RTPI Scotland National Director, Craig McLaren, discusses planning’s contribution to regeneration.
RTPI Scotland has recently submitted evidence to the Scottish Parliament’s Inquiry into the Delivery of Regeneration in Scotland. The Inquiry, which is led by the Local Government and Regeneration Committee aims to “identify and examine best practice and limitations in relation to the delivery of regeneration in Scotland‟.
We have made some core points to the Committee. Firstly we have said that it is essential that regeneration enjoys the support and promotion of Scottish Government into the future. We recognise the tight fiscal circumstances that Government has to work within but feel that regeneration should be seen as a priority in the allocation of resources.
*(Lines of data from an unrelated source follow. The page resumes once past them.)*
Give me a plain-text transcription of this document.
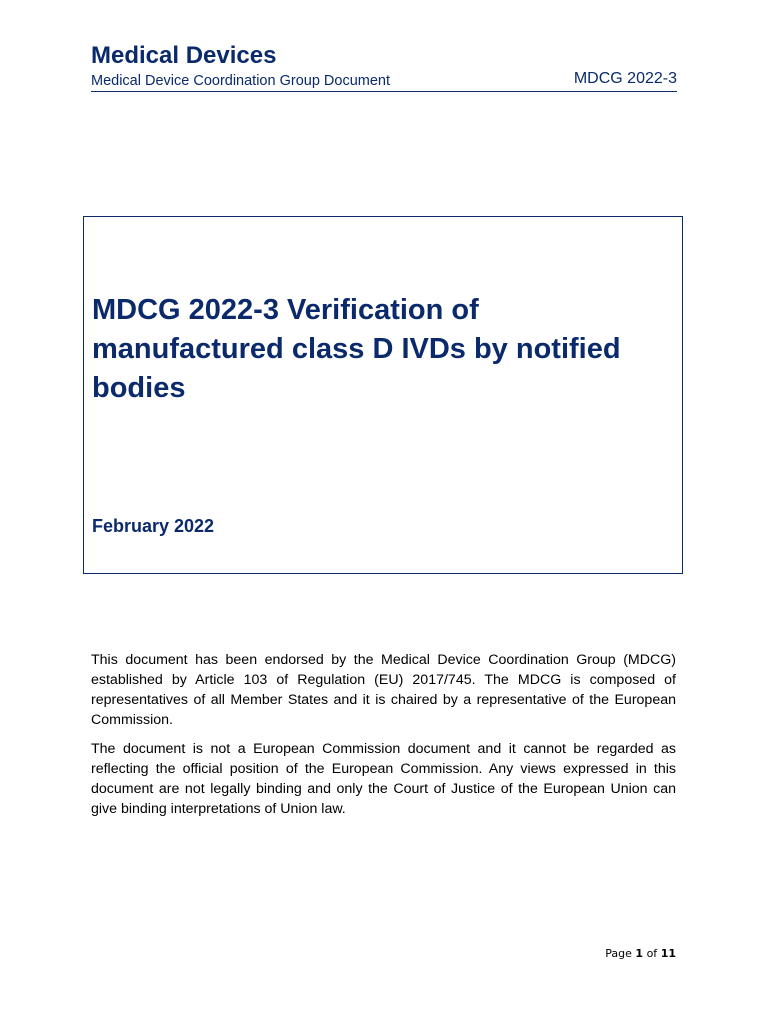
Medical Devices
Medical Device Coordination Group Document	MDCG 2022-3
MDCG 2022-3 Verification of manufactured class D IVDs by notified bodies
February 2022

This document has been endorsed by the Medical Device Coordination Group (MDCG) established by Article 103 of Regulation (EU) 2017/745. The MDCG is composed of representatives of all Member States and it is chaired by a representative of the European Commission.

The document is not a European Commission document and it cannot be regarded as reflecting the official position of the European Commission. Any views expressed in this document are not legally binding and only the Court of Justice of the European Union can give binding interpretations of Union law.

Page 1 of 11
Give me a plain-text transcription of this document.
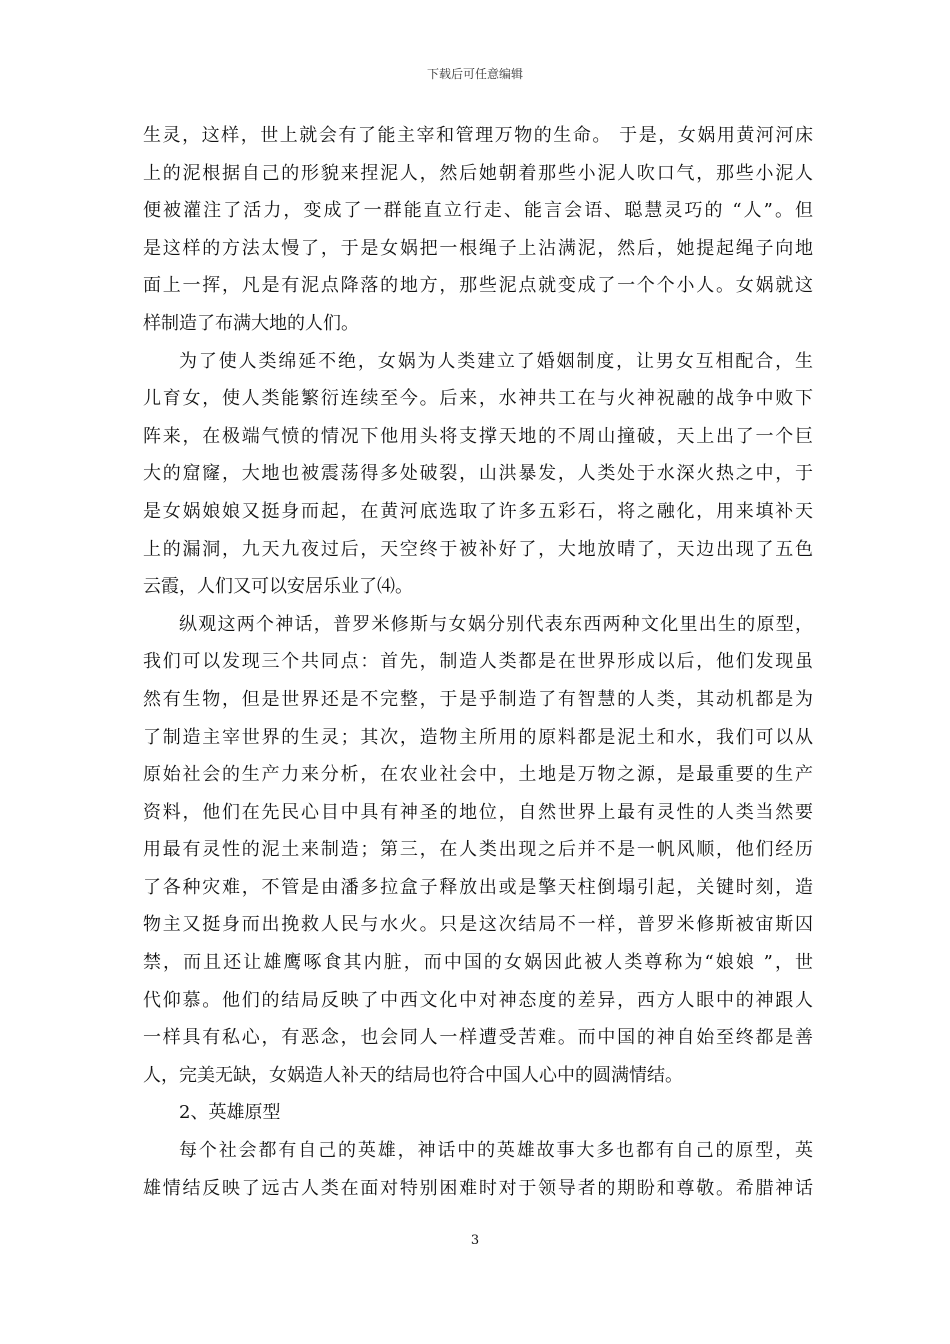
下载后可任意编辑
生灵，这样，世上就会有了能主宰和管理万物的生命。 于是，女娲用黄河河床
上的泥根据自己的形貌来捏泥人，然后她朝着那些小泥人吹口气，那些小泥人
便被灌注了活力，变成了一群能直立行走、能言会语、聪慧灵巧的 “人”。但
是这样的方法太慢了，于是女娲把一根绳子上沾满泥，然后，她提起绳子向地
面上一挥，凡是有泥点降落的地方，那些泥点就变成了一个个小人。女娲就这
样制造了布满大地的人们。
为了使人类绵延不绝，女娲为人类建立了婚姻制度，让男女互相配合，生
儿育女，使人类能繁衍连续至今。后来，水神共工在与火神祝融的战争中败下
阵来，在极端气愤的情况下他用头将支撑天地的不周山撞破，天上出了一个巨
大的窟窿，大地也被震荡得多处破裂，山洪暴发，人类处于水深火热之中，于
是女娲娘娘又挺身而起，在黄河底选取了许多五彩石，将之融化，用来填补天
上的漏洞，九天九夜过后，天空终于被补好了，大地放晴了，天边出现了五色
云霞，人们又可以安居乐业了⑷。
纵观这两个神话，普罗米修斯与女娲分别代表东西两种文化里出生的原型，
我们可以发现三个共同点：首先，制造人类都是在世界形成以后，他们发现虽
然有生物，但是世界还是不完整，于是乎制造了有智慧的人类，其动机都是为
了制造主宰世界的生灵；其次，造物主所用的原料都是泥土和水，我们可以从
原始社会的生产力来分析，在农业社会中，土地是万物之源，是最重要的生产
资料，他们在先民心目中具有神圣的地位，自然世界上最有灵性的人类当然要
用最有灵性的泥土来制造；第三，在人类出现之后并不是一帆风顺，他们经历
了各种灾难，不管是由潘多拉盒子释放出或是擎天柱倒塌引起，关键时刻，造
物主又挺身而出挽救人民与水火。只是这次结局不一样，普罗米修斯被宙斯囚
禁，而且还让雄鹰啄食其内脏，而中国的女娲因此被人类尊称为“娘娘 ”，世
代仰慕。他们的结局反映了中西文化中对神态度的差异，西方人眼中的神跟人
一样具有私心，有恶念，也会同人一样遭受苦难。而中国的神自始至终都是善
人，完美无缺，女娲造人补天的结局也符合中国人心中的圆满情结。
2、英雄原型
每个社会都有自己的英雄，神话中的英雄故事大多也都有自己的原型，英
雄情结反映了远古人类在面对特别困难时对于领导者的期盼和尊敬。希腊神话
3
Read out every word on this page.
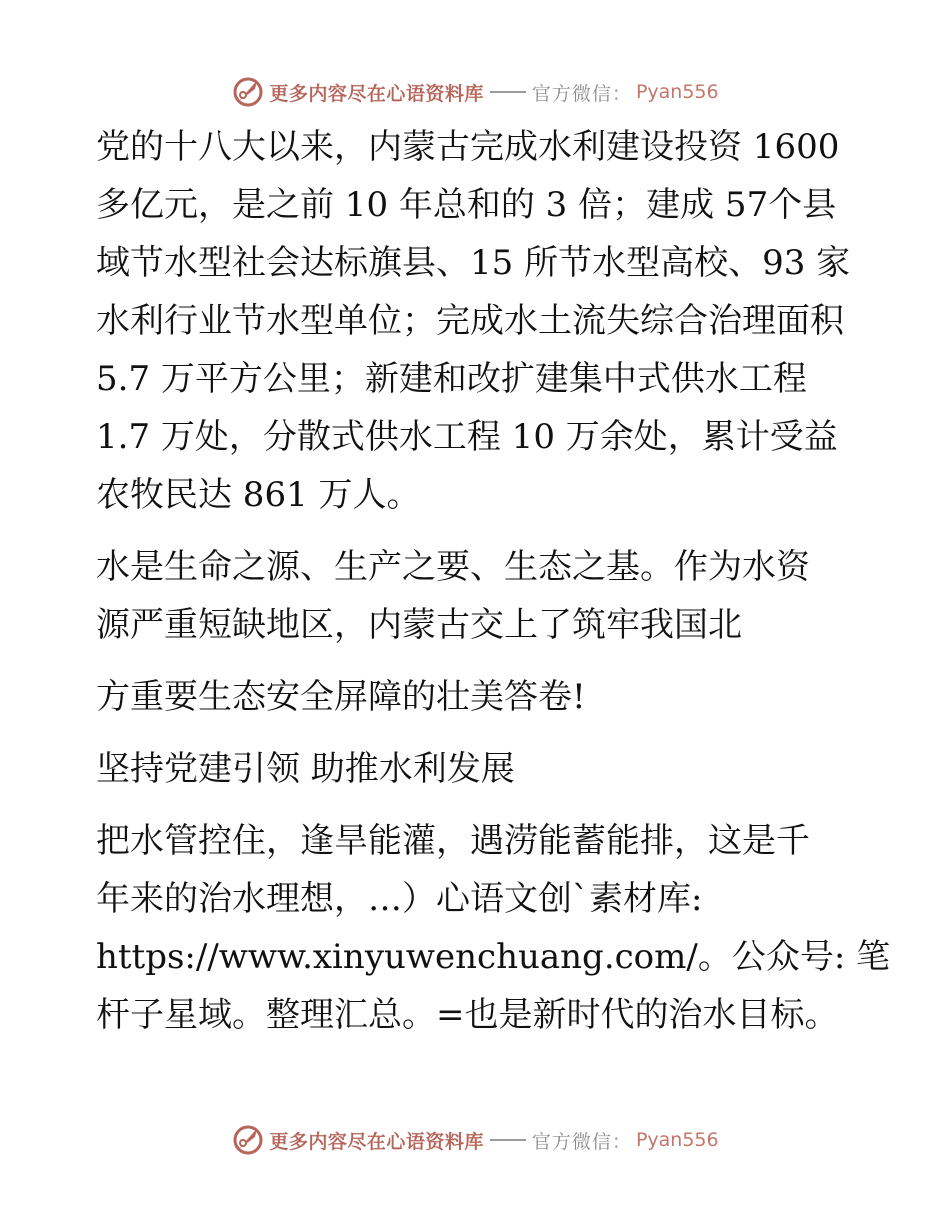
更多内容尽在心语资料库	官方微信： Pyan556

党的十八大以来，内蒙古完成水利建设投资 1600
多亿元，是之前 10 年总和的 3 倍；建成 57个县
域节水型社会达标旗县、15 所节水型高校、93 家
水利行业节水型单位；完成水土流失综合治理面积
5.7 万平方公里；新建和改扩建集中式供水工程
1.7 万处，分散式供水工程 10 万余处，累计受益
农牧民达 861 万人。

水是生命之源、生产之要、生态之基。作为水资
源严重短缺地区，内蒙古交上了筑牢我国北

方重要生态安全屏障的壮美答卷!

坚持党建引领 助推水利发展

把水管控住，逢旱能灌，遇涝能蓄能排，这是千
年来的治水理想，…）心语文创`素材库:
https://www.xinyuwenchuang.com/。公众号: 笔
杆子星域。整理汇总。=也是新时代的治水目标。

更多内容尽在心语资料库	官方微信： Pyan556
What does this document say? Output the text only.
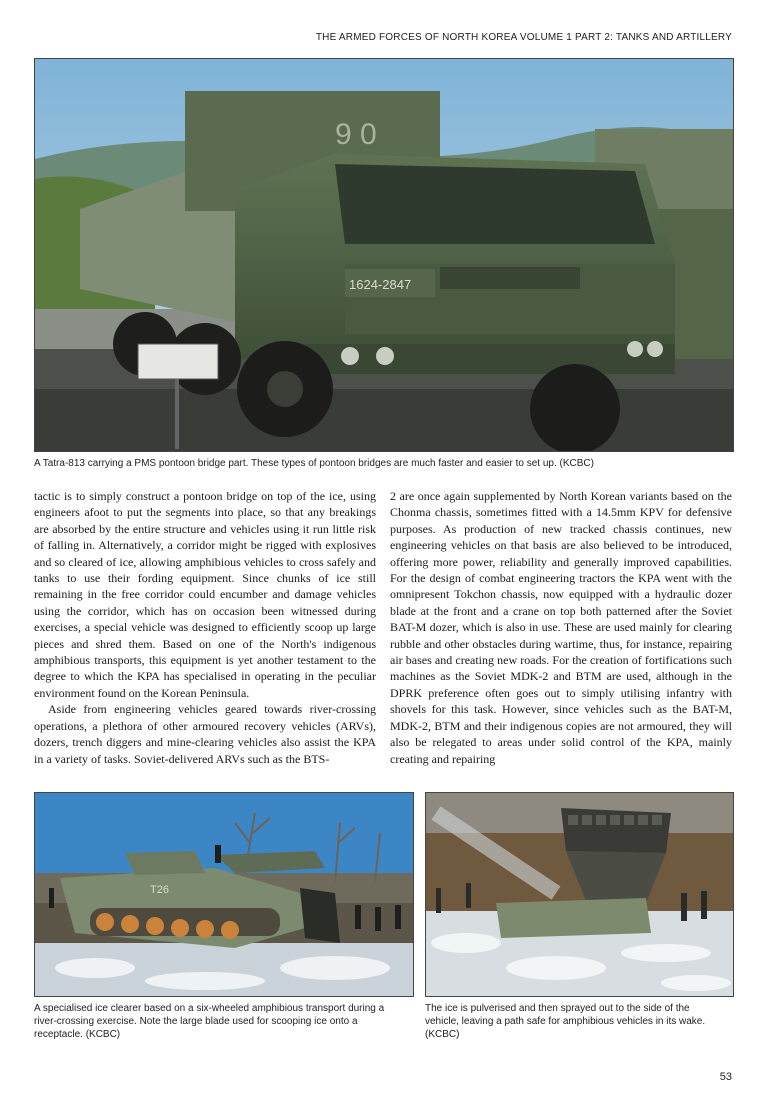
THE ARMED FORCES OF NORTH KOREA VOLUME 1 PART 2: TANKS AND ARTILLERY
9 0
1624-2847
A Tatra-813 carrying a PMS pontoon bridge part. These types of pontoon bridges are much faster and easier to set up. (KCBC)

tactic is to simply construct a pontoon bridge on top of the ice, using engineers afoot to put the segments into place, so that any breakings are absorbed by the entire structure and vehicles using it run little risk of falling in. Alternatively, a corridor might be rigged with explosives and so cleared of ice, allowing amphibious vehicles to cross safely and tanks to use their fording equipment. Since chunks of ice still remaining in the free corridor could encumber and damage vehicles using the corridor, which has on occasion been witnessed during exercises, a special vehicle was designed to efficiently scoop up large pieces and shred them. Based on one of the North's indigenous amphibious transports, this equipment is yet another testament to the degree to which the KPA has specialised in operating in the peculiar environment found on the Korean Peninsula.

Aside from engineering vehicles geared towards river-crossing operations, a plethora of other armoured recovery vehicles (ARVs), dozers, trench diggers and mine-clearing vehicles also assist the KPA in a variety of tasks. Soviet-delivered ARVs such as the BTS-

2 are once again supplemented by North Korean variants based on the Chonma chassis, sometimes fitted with a 14.5mm KPV for defensive purposes. As production of new tracked chassis continues, new engineering vehicles on that basis are also believed to be introduced, offering more power, reliability and generally improved capabilities. For the design of combat engineering tractors the KPA went with the omnipresent Tokchon chassis, now equipped with a hydraulic dozer blade at the front and a crane on top both patterned after the Soviet BAT-M dozer, which is also in use. These are used mainly for clearing rubble and other obstacles during wartime, thus, for instance, repairing air bases and creating new roads. For the creation of fortifications such machines as the Soviet MDK-2 and BTM are used, although in the DPRK preference often goes out to simply utilising infantry with shovels for this task. However, since vehicles such as the BAT-M, MDK-2, BTM and their indigenous copies are not armoured, they will also be relegated to areas under solid control of the KPA, mainly creating and repairing

T26
A specialised ice clearer based on a six-wheeled amphibious transport during a river-crossing exercise. Note the large blade used for scooping ice onto a receptacle. (KCBC)
The ice is pulverised and then sprayed out to the side of the vehicle, leaving a path safe for amphibious vehicles in its wake. (KCBC)
53
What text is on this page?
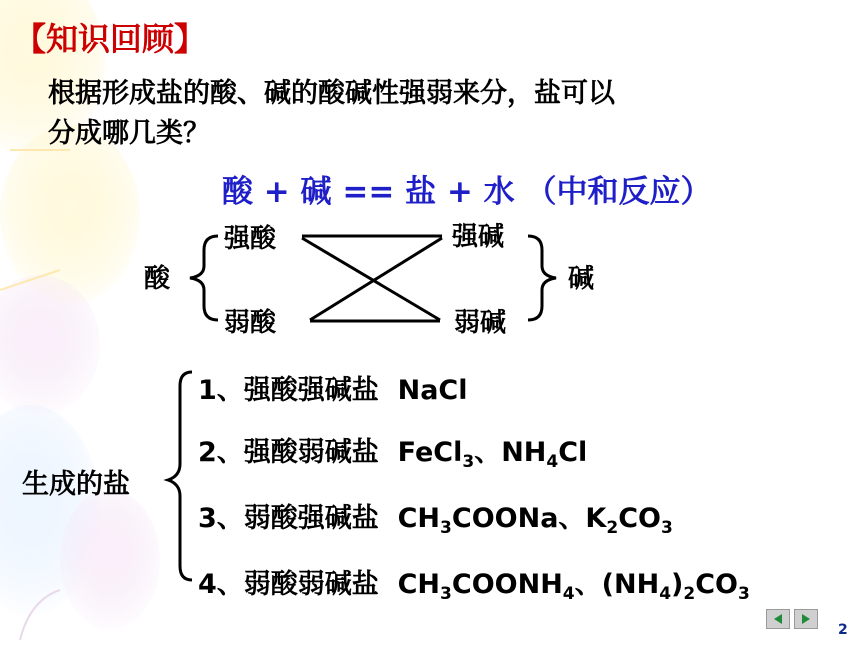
【知识回顾】
根据形成盐的酸、碱的酸碱性强弱来分，盐可以
分成哪几类？
酸 + 碱 == 盐 + 水 （中和反应）
酸
强酸
弱酸
强碱
弱碱
碱
生成的盐
1、强酸强碱盐 NaCl
2、强酸弱碱盐 FeCl$_3$、$NH_4Cl$
3、弱酸强碱盐 $CH_3COONa$、$K_2CO_3$
4、弱酸弱碱盐 $CH_3COONH_4$、$(NH_4)_2CO_3$
2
After all, regeneration is an essential contributor to economic growth, social cohesion and environmental quality.
We also outlined how we feel that there must be an increased commitment to dedicated funding for regeneration. We said that the funding landscape has to be simple and clear and Scottish Government, and others, must support new and creative ways of making best use of resources, including those aimed at developing land for regeneration. As part of this we suggested exploring the idea of providing the planning system with statutory powers (by designation powers for areas of regeneration along with matching resources) to lead on desired change. We urged the Committee to look at how this had been done in Europe, as set out in the Delivering Better Places document published by Scottish Government.
Thirdly, we pressed for a better link between Community Plans, Single Outcome Agreements and Development Plans. We think that the approach to partnership working in Community Planning Partnerships (CPPs) and Single Outcome Agreements (SOAs) have much to commend them. However, they are based on establishing priorities for resources and programmes and do not always currently assess or set out the implications these have spatially. The spatial dimension is important as it is communities and neighbourhoods that these programmes will impact upon. Given this, we feel that there is a role for development plans to be used more effectively to show how investments and programmes will impact on people’s neighbourhoods, towns and cities. We mentioned the Total Place approach that had been taken in England.
Finally, and perhaps most importantly, we said that regeneration programmes should recognise the important role played by planning, planners and the planning system in supporting regeneration efforts. Core to planning is working with the different interests such as communities, public agencies, developers and community organisations to develop a deliverable vision for a place. It has a key role in supporting sustainable change to help regenerate communities and so a properly-planned approach to regeneration will help to create regeneration which is sustainable over the longer term.
We outlined how at a neighbourhood level, a number of successful regeneration projects have used Master Plans to engage with communities to develop ideas on how to regeneration their neighbourhoods, and to deliver these, including the Crown Street Regeneration Project in the Gorbals, Glasgow; the current regeneration of Govan; the regeneration of Raploch in Stirling; Craigmillar in Edinburgh; and Ardler in Dundee. We highlighted the role of Townscape Heritage Initiatives in bringing together programmes and funding and for engaging communities, often in challenging contexts such as Parkhead and the East End in Glasgow. And we said that planning had a key role in engaging communities in shaping their future, referencing Planning Aid for Scotland, Charrettes and projects such as the Galloway and Southern Ayrshire Biosphere.